No sabía que Warnes se llamaba Warnes, lo supe muchos años después, cuando pasando por la esquina donde venden camperas de cuero, me acordé que había estado ahí.  Cerca de los talleres de autos, queda al primer médico. El consultorio es chiquito pero la sala de recepción  muy grande y las pacientes en estado de espera, muchas. Todas solas (menos yo, que estoy con Fanny y Flavio). Una tiene un pañuelo en la cabeza. Las paredes están descascaradas. No me preguntan cómo me siento.

Después vamos al doctor de Palermo, este barrio lo conozco un poco más. Gordito, colorado y con muchos títulos enmarcados en distintos idiomas. También tiene fotos de bandas de rock de los 80, de películas de danza, de elencos de ópera y revistas de medicina escritas en inglés. Su ambo verde agua es impoluto. Me sonríe. Me pregunta si no me di cuenta por la pancita.  También me va a preguntar (es el único que lo hace) si estoy segura que no lo quiero tener “¿Ni aunque te casaras con tu novio?” Quiero parecer adulta cuando le respondo que no.

Otro día fuimos de nuevo. Me duermo, la camilla es cómoda, me despierto de buen humor. No me duele nada y es la primera vez en mi vida con anestesia general. Nos vamos a casa.

Antes de eso, estoy en el laboratorio de biología, tengo un pullover celeste que trajo Diana de regalo. Me veo la panza y está grande. Pienso que  debo haber engordado. Me hago la boluda aunque hace tres meses que no me viene.

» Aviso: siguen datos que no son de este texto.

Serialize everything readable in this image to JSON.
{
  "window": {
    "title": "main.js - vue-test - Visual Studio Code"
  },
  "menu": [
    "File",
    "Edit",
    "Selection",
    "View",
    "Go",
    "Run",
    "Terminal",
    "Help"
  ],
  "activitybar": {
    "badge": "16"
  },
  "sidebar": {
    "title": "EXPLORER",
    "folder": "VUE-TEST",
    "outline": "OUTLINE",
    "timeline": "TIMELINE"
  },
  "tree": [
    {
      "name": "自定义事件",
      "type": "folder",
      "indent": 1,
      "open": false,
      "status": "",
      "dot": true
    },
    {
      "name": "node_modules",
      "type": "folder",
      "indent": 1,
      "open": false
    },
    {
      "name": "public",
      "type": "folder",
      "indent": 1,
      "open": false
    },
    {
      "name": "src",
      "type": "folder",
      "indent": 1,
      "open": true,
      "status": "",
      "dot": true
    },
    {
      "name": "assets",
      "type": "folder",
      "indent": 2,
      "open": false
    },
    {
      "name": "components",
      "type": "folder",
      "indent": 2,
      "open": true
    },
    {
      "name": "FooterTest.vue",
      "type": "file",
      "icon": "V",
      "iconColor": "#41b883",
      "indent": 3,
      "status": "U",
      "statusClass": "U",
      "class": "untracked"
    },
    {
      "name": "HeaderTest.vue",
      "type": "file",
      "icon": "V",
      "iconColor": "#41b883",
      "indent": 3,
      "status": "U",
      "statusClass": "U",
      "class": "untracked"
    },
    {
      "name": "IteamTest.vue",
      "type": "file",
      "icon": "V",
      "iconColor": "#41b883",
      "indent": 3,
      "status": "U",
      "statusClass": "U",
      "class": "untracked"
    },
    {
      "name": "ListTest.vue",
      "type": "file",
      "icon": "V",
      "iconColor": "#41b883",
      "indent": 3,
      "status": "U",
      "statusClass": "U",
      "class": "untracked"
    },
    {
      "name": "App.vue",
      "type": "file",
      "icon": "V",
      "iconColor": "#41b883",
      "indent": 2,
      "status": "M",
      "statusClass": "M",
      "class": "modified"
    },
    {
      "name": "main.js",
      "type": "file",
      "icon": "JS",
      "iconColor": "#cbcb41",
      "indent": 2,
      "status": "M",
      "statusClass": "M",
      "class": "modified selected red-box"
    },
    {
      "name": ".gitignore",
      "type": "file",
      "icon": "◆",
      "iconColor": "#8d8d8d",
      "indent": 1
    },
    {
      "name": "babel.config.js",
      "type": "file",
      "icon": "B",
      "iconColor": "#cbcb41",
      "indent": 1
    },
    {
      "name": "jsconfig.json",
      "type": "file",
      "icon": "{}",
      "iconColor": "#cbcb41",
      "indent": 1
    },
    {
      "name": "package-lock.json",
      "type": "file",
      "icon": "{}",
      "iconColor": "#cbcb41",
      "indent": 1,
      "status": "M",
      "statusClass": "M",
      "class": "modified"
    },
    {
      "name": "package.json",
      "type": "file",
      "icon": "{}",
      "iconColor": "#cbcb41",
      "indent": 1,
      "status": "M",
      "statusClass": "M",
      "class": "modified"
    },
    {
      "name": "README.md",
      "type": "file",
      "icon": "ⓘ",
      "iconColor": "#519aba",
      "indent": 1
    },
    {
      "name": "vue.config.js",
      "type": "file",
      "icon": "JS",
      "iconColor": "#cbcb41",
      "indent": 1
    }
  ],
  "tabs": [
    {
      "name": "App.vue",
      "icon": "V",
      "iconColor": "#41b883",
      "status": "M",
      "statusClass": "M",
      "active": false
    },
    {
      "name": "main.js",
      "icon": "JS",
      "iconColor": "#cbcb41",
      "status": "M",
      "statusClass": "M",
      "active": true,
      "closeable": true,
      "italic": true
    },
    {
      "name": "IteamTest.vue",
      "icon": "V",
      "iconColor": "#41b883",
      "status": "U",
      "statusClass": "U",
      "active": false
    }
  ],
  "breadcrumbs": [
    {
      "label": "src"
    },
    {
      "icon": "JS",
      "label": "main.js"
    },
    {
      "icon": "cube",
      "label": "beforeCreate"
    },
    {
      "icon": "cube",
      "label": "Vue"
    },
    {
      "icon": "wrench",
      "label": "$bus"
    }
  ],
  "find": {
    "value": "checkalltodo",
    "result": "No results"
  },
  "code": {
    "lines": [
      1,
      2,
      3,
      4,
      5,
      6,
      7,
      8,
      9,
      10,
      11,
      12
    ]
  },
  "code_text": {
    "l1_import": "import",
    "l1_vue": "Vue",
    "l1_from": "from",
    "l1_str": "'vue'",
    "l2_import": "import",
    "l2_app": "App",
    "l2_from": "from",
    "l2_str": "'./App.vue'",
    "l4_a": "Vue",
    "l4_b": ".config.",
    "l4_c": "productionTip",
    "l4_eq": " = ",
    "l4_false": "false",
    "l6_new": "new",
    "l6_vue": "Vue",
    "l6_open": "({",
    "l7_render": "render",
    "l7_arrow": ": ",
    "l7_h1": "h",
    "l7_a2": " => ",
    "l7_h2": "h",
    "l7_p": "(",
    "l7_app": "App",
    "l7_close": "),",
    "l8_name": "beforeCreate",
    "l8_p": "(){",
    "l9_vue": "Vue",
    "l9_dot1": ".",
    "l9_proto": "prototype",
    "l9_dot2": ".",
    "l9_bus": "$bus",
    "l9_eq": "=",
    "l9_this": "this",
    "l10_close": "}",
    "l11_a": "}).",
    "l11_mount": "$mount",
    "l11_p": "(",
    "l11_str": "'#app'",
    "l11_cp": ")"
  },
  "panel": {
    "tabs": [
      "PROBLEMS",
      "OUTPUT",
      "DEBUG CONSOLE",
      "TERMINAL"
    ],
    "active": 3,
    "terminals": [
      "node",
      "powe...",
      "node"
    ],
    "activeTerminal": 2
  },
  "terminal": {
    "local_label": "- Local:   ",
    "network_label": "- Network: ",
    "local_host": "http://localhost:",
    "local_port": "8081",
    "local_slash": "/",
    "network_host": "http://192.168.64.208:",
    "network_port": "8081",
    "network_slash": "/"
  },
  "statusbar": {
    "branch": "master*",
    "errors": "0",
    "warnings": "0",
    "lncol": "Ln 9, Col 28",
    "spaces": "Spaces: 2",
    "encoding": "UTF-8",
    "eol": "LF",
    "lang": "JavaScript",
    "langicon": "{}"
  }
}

Lalo llega a visitarme con unos trozos de aloe en la mano, tengo que agarrarlos con cuidado para que no me pinchen. Me dice que me va ayudar a que “el bebé se vaya”. No sé de dónde sacó la información de que puedo abortar comiendo la gelatina del tallo, una parte de mi sospecha lo absurdo, pero le creo. Me da indicaciones de como tengo que tragar los pedazos y de cómo hablarle a la planta para que haga lo que tenga que hacer. Guardo la bolsa  en el primer cajón rosa descascarado, lo escondo para intentar el ritual a la noche.

Después de la intervención volvemos a casa en taxi. El cuarto está igual que cuando lo dejé, la alfombra manchada de esmalte de uña, los placares con fotos y entradas a recitales de El otro yo, Fun People y Catupecu. También frases de canciones. Vuelvo a vivir ahí porque Flavio ya no quiere que viva con él desde que se dio cuenta que me puedo embarazar. Fue una de las pocas veces que lo vi llorar. Cuando llegamos le preguntó a Fanny si es seguro que lo sacaron o puede haber salido mal la operación.

Viene Ruth  a hablarme, Fanny la hace entrar a mi cuarto y se va, nos deja solas. Me dice que ella también lo hizo y que si me pregunto si me voy a arrepentir, sí, me voy a arrepentir toda la vida.

Fanny me dice que no puedo contarle a nadie. Vamos a merendar a lo de la tía Anita porque vino Diana de Chile. La instrucción es hacer como que no pasó nada: mi tía es ortodoxa y no podemos arruinar el momento, la vemos una vez por año. La mesa está llena de sándwiches de miga, masitas y medialunas. No tengo hambre, estoy callada. Me levanto a ver las plantas y los adornos de porcelana del balcón. También me dicen que no lo diga en la escuela.

Lu se burla cuando le digo que, aunque sabía que quería abortar, le cantaba Pobre la preciosa dama azul a la panza, le había tomado cierto afecto y hasta me imaginaba que existía un ser, pero que estaba de acuerdo con no venir a este mundo y apoyaba mi decisión.